Je ne peux m’empêcher de rapprocher cette histoire d’un évènement survenu au Darfour, partie ouest du Soudan, où règnent la famine, la corruption et où des communautés sont, soit systématiquement massacrées, soit poussées à l’exil vers le Tchad…
L’omnipotente Commission à l’Aide Humanitaire ( CAH) désirait accueillir avec faste le représentant de l’ONU en visite officielle au camp de réfugiés de Ryad. Une fête « à l’africaine » est préparée avec un groupe de danseuses locales.
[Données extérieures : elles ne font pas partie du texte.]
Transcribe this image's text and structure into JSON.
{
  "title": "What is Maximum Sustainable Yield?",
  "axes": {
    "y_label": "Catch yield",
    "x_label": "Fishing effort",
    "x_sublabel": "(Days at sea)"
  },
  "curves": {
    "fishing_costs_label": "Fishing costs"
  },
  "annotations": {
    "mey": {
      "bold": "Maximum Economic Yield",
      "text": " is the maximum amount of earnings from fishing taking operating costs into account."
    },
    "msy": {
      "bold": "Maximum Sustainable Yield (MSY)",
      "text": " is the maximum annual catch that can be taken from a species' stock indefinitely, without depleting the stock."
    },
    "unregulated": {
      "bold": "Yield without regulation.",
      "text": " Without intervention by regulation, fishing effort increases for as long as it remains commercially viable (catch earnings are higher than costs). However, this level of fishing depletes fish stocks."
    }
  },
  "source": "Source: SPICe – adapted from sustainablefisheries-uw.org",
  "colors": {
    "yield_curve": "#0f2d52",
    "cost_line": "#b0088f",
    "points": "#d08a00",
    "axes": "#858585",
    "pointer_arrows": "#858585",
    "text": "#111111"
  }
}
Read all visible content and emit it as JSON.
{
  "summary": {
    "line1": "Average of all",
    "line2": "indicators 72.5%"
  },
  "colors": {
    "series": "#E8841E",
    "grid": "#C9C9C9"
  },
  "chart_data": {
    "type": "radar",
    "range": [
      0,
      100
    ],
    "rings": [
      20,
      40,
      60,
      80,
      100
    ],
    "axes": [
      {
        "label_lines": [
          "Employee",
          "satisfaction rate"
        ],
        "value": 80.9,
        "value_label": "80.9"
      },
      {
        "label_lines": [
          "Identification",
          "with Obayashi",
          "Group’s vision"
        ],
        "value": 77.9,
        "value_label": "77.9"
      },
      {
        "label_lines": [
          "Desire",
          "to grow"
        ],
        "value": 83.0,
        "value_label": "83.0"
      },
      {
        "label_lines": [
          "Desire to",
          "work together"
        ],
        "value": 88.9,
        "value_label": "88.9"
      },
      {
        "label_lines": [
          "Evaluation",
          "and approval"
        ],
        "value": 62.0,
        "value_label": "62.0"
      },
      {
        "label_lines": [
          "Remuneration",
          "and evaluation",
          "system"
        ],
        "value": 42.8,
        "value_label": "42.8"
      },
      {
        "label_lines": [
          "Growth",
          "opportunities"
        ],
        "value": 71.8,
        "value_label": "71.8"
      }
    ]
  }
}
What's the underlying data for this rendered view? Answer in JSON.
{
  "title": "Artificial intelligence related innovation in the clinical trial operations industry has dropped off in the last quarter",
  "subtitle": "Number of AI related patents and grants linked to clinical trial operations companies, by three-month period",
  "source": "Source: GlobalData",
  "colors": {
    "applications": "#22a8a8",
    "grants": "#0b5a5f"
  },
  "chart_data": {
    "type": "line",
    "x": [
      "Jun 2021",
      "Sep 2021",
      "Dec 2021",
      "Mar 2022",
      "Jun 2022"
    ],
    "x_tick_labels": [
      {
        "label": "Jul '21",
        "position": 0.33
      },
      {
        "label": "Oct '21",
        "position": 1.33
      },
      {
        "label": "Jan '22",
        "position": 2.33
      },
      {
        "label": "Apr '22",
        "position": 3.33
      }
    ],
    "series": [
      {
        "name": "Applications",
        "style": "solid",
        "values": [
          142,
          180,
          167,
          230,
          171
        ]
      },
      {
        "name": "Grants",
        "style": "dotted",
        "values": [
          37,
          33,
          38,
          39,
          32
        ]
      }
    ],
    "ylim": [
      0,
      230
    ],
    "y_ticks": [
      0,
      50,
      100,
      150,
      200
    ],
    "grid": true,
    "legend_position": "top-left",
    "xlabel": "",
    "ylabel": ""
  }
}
Mais , le jour venu, quand ces dernières apprirent que c’était pour le compte du CAH, elles se sont révoltées, détruisirent la tribune et lancèrent des pierres sur les voitures officielles…Fatima, l’une d’elles, rajuste son voile. …
Elle est furieuse : « …Les gens du CAH ont eu tellement peur qu’ils se sont enfuis comme des oiseaux !...Nous n’avons rien à manger et ils veulent que l’on danse !… Nous avons perdu nos maris, nos enfants, nos frères, nos sœurs !... Nous sommes en deuil et ils veulent que l’on danse ?... » Contrairement à d’autres camps de réfugiés, celui de Ryad n’a jamais reçu d’aide alimentaire !... (3)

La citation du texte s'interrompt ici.